October 7-9, 2019
From Madrid we took a train to León, where we stopped walking last June when a looming orthodontist appointment and pet sitting commitments called us back to Seattle.
As we disembarked at León, we noticed that pilgrims toting slim backpacks far outnumbered people lugging and rolling fat suitcases.
“I guess we’re back in a trail town,” Jay remarked.
As we walked from the train station to our hotel, a man across the street waved and called, “Camino de Santiago?”
“Sí!” We nodded enthusiastically.
A look of concern crossed the man’s face, and he urgently pointed the opposite way from where we were headed. “Camino, por ahí!”
I left it to Jay to explain. Yes, we were in a trail town (er…city!) sure enough.
We spent a good deal of our day in León walking by the river.
We found a beautiful promenade/bike path/canine recreation area following the Río Bernesga.

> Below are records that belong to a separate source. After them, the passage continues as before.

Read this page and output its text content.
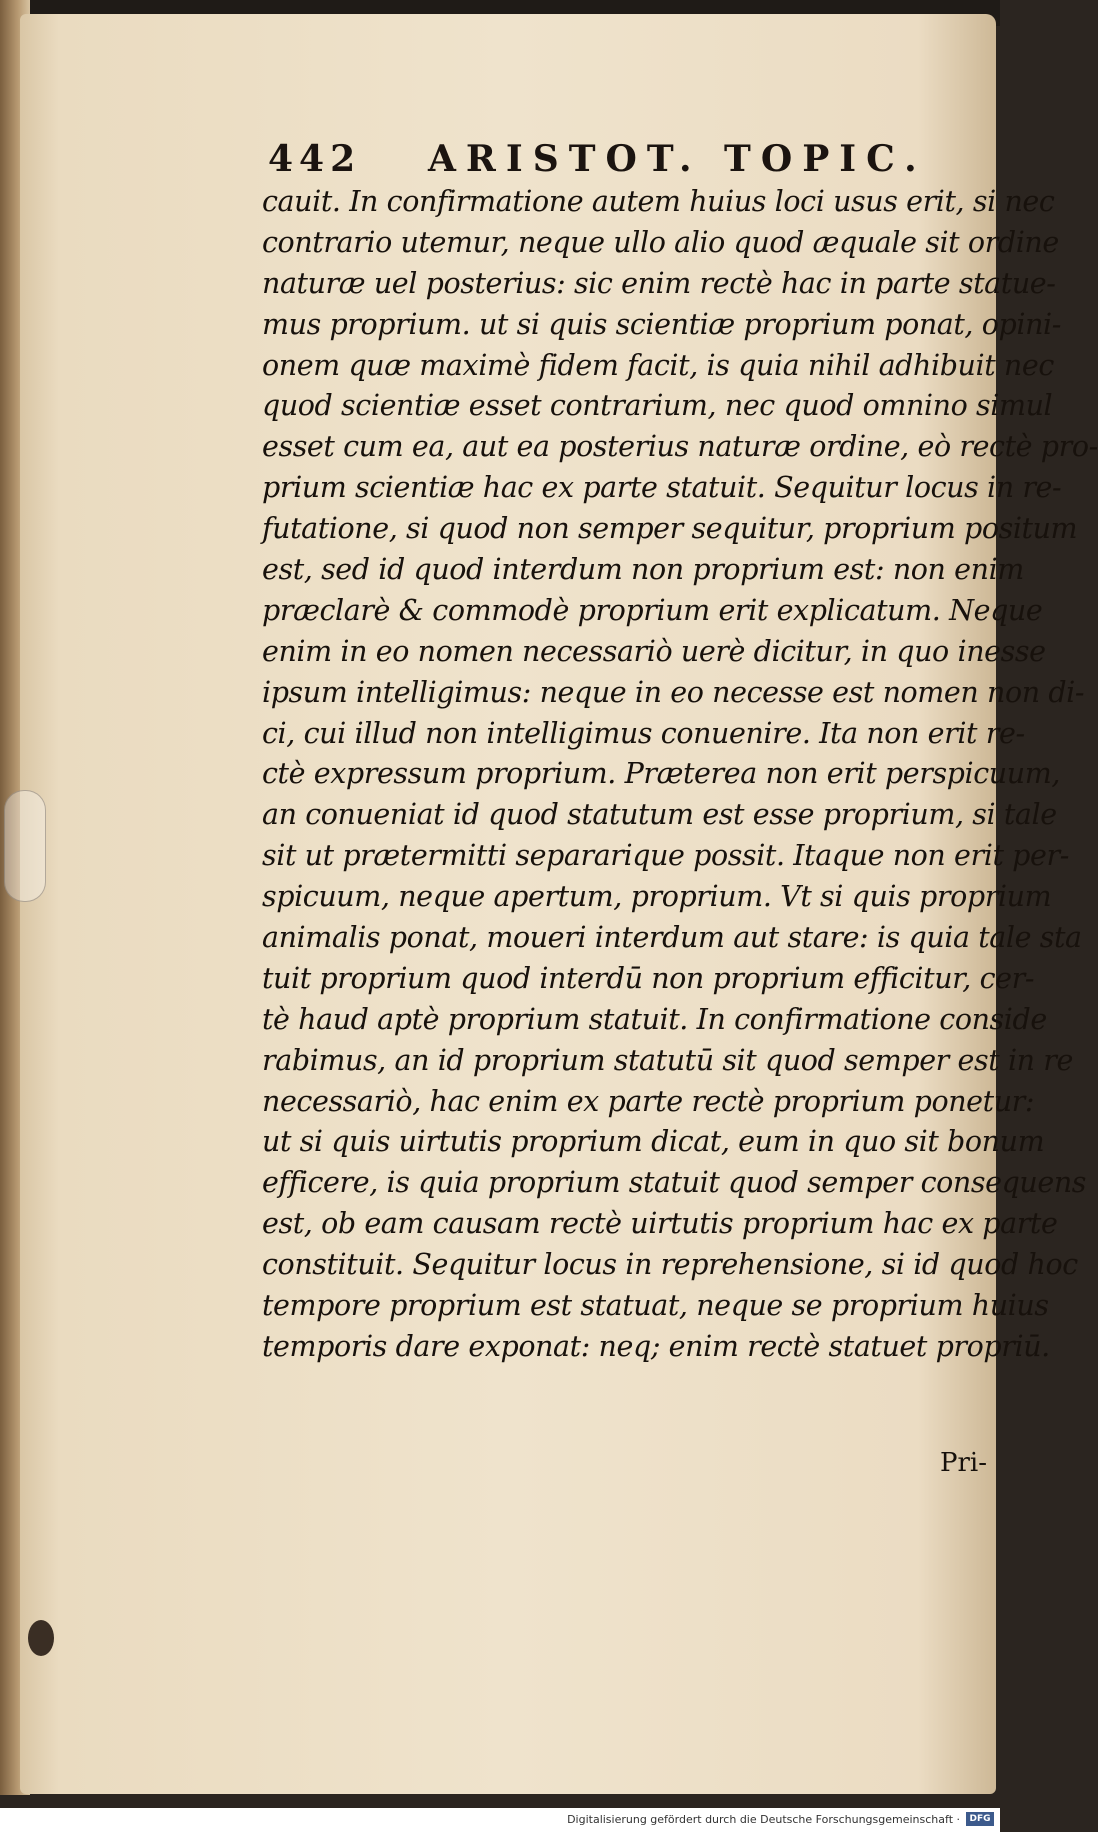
442 ARISTOT. TOPIC.
cauit. In confirmatione autem huius loci usus erit, si nec
contrario utemur, neque ullo alio quod æquale sit ordine
naturæ uel posterius: sic enim rectè hac in parte statue-
mus proprium. ut si quis scientiæ proprium ponat, opini-
onem quæ maximè fidem facit, is quia nihil adhibuit nec
quod scientiæ esset contrarium, nec quod omnino simul
esset cum ea, aut ea posterius naturæ ordine, eò rectè pro-
prium scientiæ hac ex parte statuit. Sequitur locus in re-
futatione, si quod non semper sequitur, proprium positum
est, sed id quod interdum non proprium est: non enim
præclarè & commodè proprium erit explicatum. Neque
enim in eo nomen necessariò uerè dicitur, in quo inesse
ipsum intelligimus: neque in eo necesse est nomen non di-
ci, cui illud non intelligimus conuenire. Ita non erit re-
ctè expressum proprium. Præterea non erit perspicuum,
an conueniat id quod statutum est esse proprium, si tale
sit ut prætermitti separarique possit. Itaque non erit per-
spicuum, neque apertum, proprium. Vt si quis proprium
animalis ponat, moueri interdum aut stare: is quia tale sta
tuit proprium quod interdū non proprium efficitur, cer-
tè haud aptè proprium statuit. In confirmatione conside
rabimus, an id proprium statutū sit quod semper est in re
necessariò, hac enim ex parte rectè proprium ponetur:
ut si quis uirtutis proprium dicat, eum in quo sit bonum
efficere, is quia proprium statuit quod semper consequens
est, ob eam causam rectè uirtutis proprium hac ex parte
constituit. Sequitur locus in reprehensione, si id quod hoc
tempore proprium est statuat, neque se proprium huius
temporis dare exponat: neq; enim rectè statuet propriū.
Pri-
Digitalisierung gefördert durch die Deutsche Forschungsgemeinschaft ·	DFG
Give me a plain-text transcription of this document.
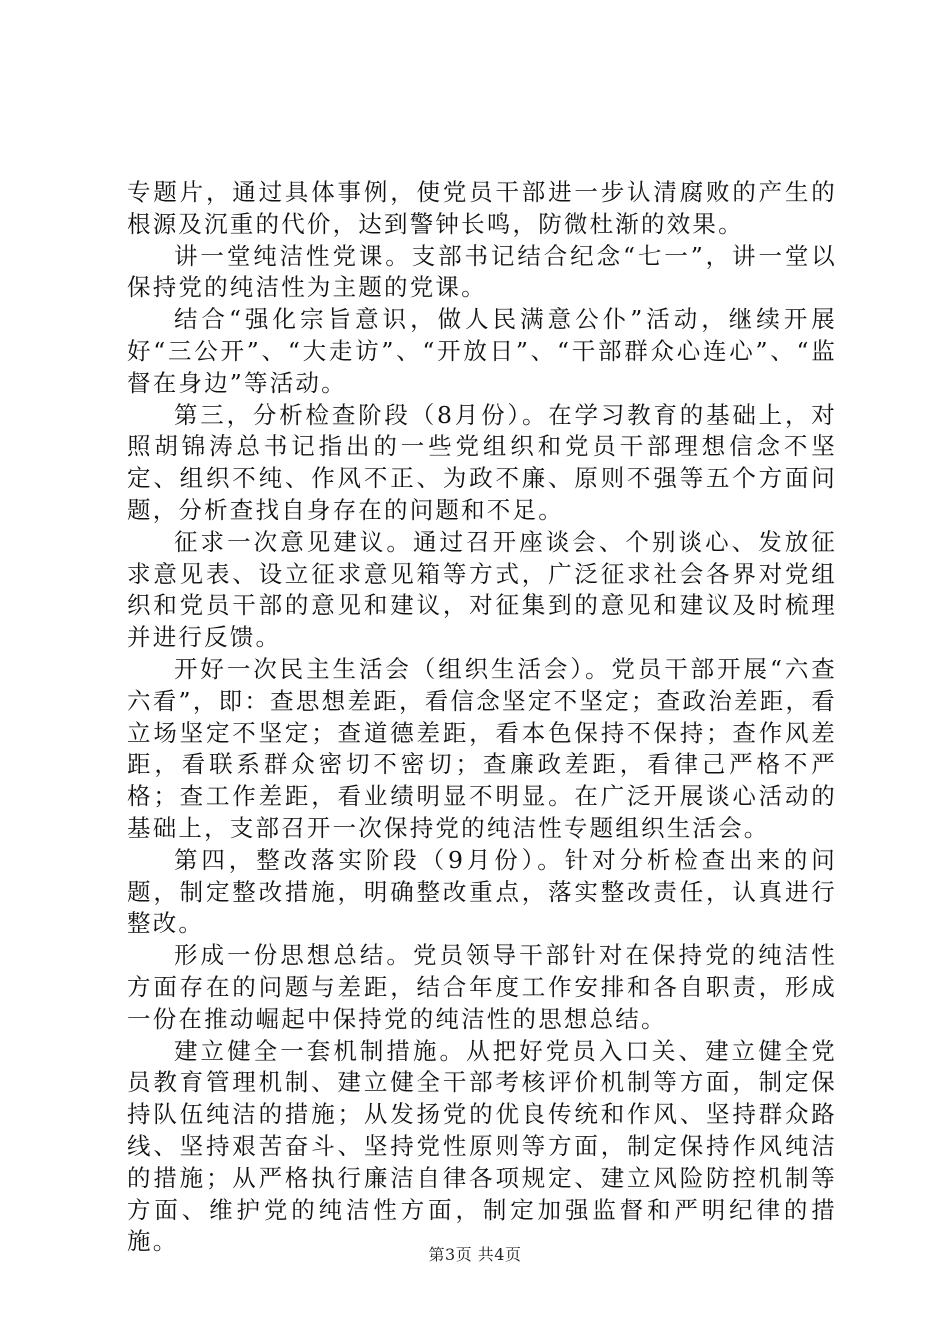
专题片，通过具体事例，使党员干部进一步认清腐败的产生的根源及沉重的代价，达到警钟长鸣，防微杜渐的效果。

讲一堂纯洁性党课。支部书记结合纪念“七一”，讲一堂以保持党的纯洁性为主题的党课。

结合“强化宗旨意识，做人民满意公仆”活动，继续开展好“三公开”、“大走访”、“开放日”、“干部群众心连心”、“监督在身边”等活动。

第三，分析检查阶段（8月份）。在学习教育的基础上，对照胡锦涛总书记指出的一些党组织和党员干部理想信念不坚定、组织不纯、作风不正、为政不廉、原则不强等五个方面问题，分析查找自身存在的问题和不足。

征求一次意见建议。通过召开座谈会、个别谈心、发放征求意见表、设立征求意见箱等方式，广泛征求社会各界对党组织和党员干部的意见和建议，对征集到的意见和建议及时梳理并进行反馈。

开好一次民主生活会（组织生活会）。党员干部开展“六查六看”，即：查思想差距，看信念坚定不坚定；查政治差距，看立场坚定不坚定；查道德差距，看本色保持不保持；查作风差距，看联系群众密切不密切；查廉政差距，看律己严格不严格；查工作差距，看业绩明显不明显。在广泛开展谈心活动的基础上，支部召开一次保持党的纯洁性专题组织生活会。

第四，整改落实阶段（9月份）。针对分析检查出来的问题，制定整改措施，明确整改重点，落实整改责任，认真进行整改。

形成一份思想总结。党员领导干部针对在保持党的纯洁性方面存在的问题与差距，结合年度工作安排和各自职责，形成一份在推动崛起中保持党的纯洁性的思想总结。

建立健全一套机制措施。从把好党员入口关、建立健全党员教育管理机制、建立健全干部考核评价机制等方面，制定保持队伍纯洁的措施；从发扬党的优良传统和作风、坚持群众路线、坚持艰苦奋斗、坚持党性原则等方面，制定保持作风纯洁的措施；从严格执行廉洁自律各项规定、建立风险防控机制等方面、维护党的纯洁性方面，制定加强监督和严明纪律的措施。	第3页 共4页
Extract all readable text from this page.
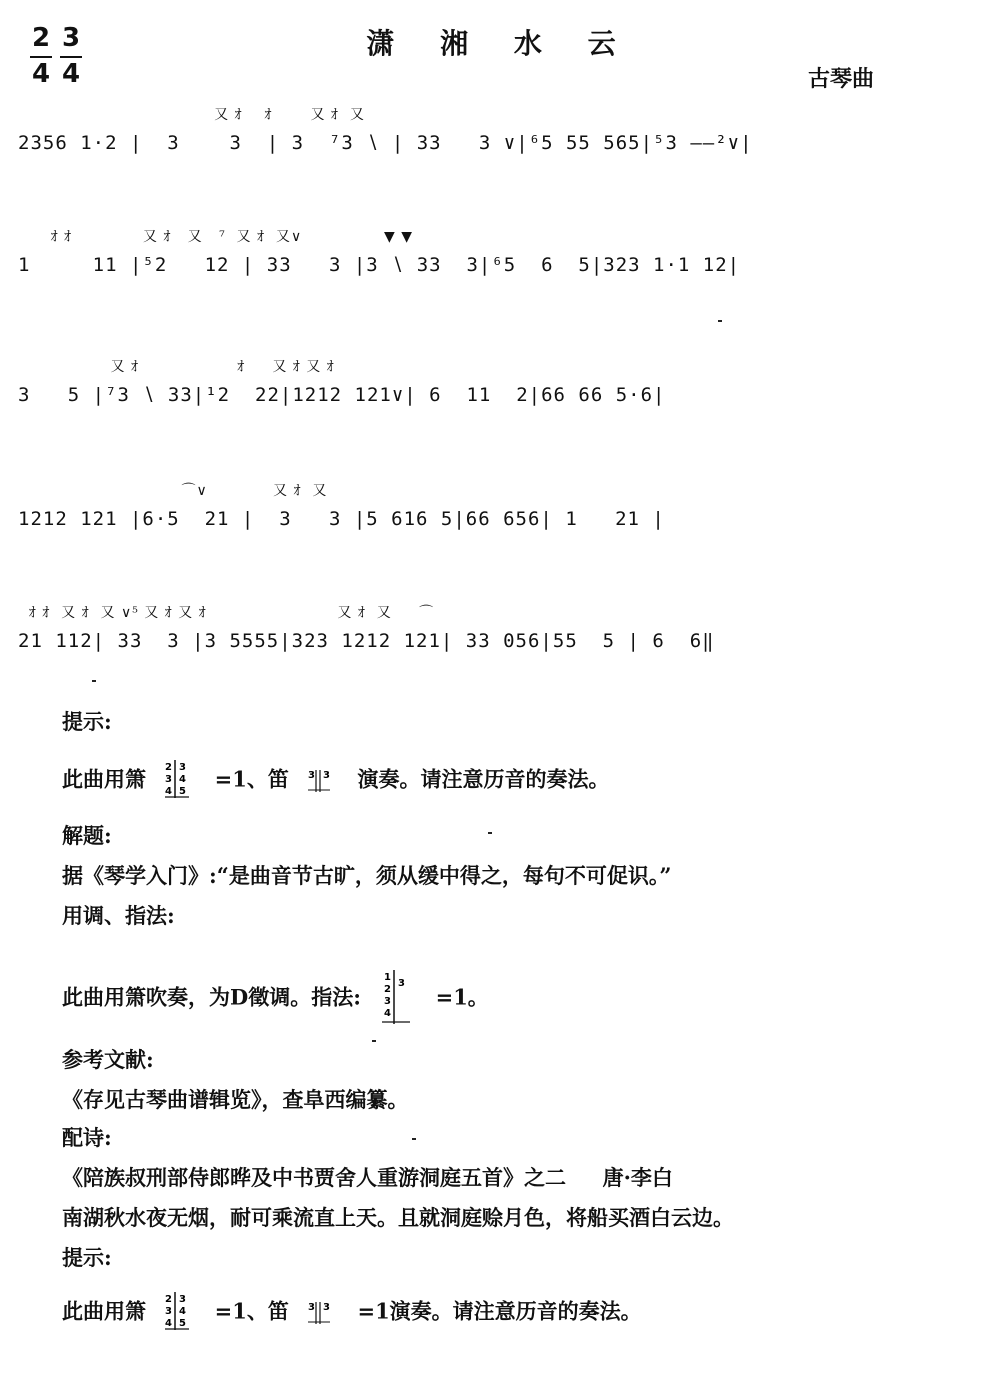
2
4
3
4
潇 湘 水 云
古琴曲
又 ｵ    ｵ       又 ｵ  又
2356 1·2 |  3    3  | 3  ⁷3 ∖ | 33   3 ∨|⁶5 55 565|⁵3 ——²∨|
ｵ ｵ             又 ｵ   又   ⁷  又 ｵ  又∨               ▼ ▼
1     11 |⁵2   12 | 33   3 |3 ∖ 33  3|⁶5  6  5|323 1·1 12|
又 ｵ                  ｵ     又 ｵ 又 ｵ
3   5 |⁷3 ∖ 33|¹2  22|1212 121∨| 6  11  2|66 66 5·6|
⌒∨            又 ｵ  又
1212 121 |6·5  21 |  3   3 |5 616 5|66 656| 1   21 |
ｵ ｵ  又 ｵ  又 ∨⁵ 又 ｵ 又 ｵ                        又 ｵ  又     ⌒
21 112| 33  3 |3 5555|323 1212 121| 33 056|55  5 | 6  6‖
提示:
此曲用箫 2
3
4
3
4
5 =1、笛 3 3 演奏。请注意历音的奏法。
解题:
据《琴学入门》:“是曲音节古旷，须从缓中得之，每句不可促识。”
用调、指法:
此曲用箫吹奏，为D徵调。指法:
1
2
3
4
3
=1。
参考文献:
《存见古琴曲谱辑览》，查阜西编纂。
配诗:
《陪族叔刑部侍郎晔及中书贾舍人重游洞庭五首》之二 唐·李白
南湖秋水夜无烟，耐可乘流直上天。且就洞庭赊月色，将船买酒白云边。
提示:
此曲用箫 2
3
4
3
4
5 =1、笛 3 3 =1演奏。请注意历音的奏法。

Sycamore trees shaded part of the promenade, while European horse chestnuts littered the path further on. One enthusiastic nut fell just a yard from my shoulder, bounding out of its prickly shell.
A pigeon entertained us as it drank from a water fountain.
The Catedral de León also shone as a wonderful part of our day. Twelve euros bought us an audio guide and allowed us to step from glaring mid-day sunlight into a world dappled with floating luminescent jewels.
I can’t express the impact of entering this Gothic architecture with nearly 1800 square feet of stained glass. My eyes feasted on glowing colors while my soul gloried in rays of luminosity.
The audio tour gave an excellent history of the cathedral, especially when we stood in the very center of the crossed ribs while a voice in our ears described the rescue and restoration of the cathedral in the 1800s, accompanied by eerie creaking and groaning sound effects!
It also told of the Virgen Blanco, carved in the 1200s by an unknown artist, and said to give her blessing to pilgrims. Jay took my picture with her as we left the cathedral.
Our first day of actually walking on the Camino de Santiago was rather short. We enjoyed following yellow arrows, talking with pilgrims, and feeling as if we were finally making progress!
We found our hostal to be quite near the Basilica de la Virgen del Camino, which has existed in one form or another since a shepherd saw a vision of the Virgin Mary in 1505. The current Basilica was constructed in 1961, a very avant-garde building. Thirteen bronzed blocky statues representing the twelve apostles and Mary line the facade.
Inside, an abstract cross and net rendered in stained glass lights one end of the sanctuary, then stark bare walls lead to an incredibly ornate baroque altarpiece created in 1730. Fascinating to see such a juxtaposition of modern and ancient!
Outside, a 53 meter tall concrete bell tower dominates the grounds. From afar, I thought I was seeing an abandoned factory chimney. It was quite startling to have this landmark resolve itself into a bell tower!
The day ended as we ate after-dinner chocolate on our balcony and watched a three-quarter moon climb into a clear, clear blue sky. I felt grateful for so much beauty to share with Jay beside me and also with friends far away.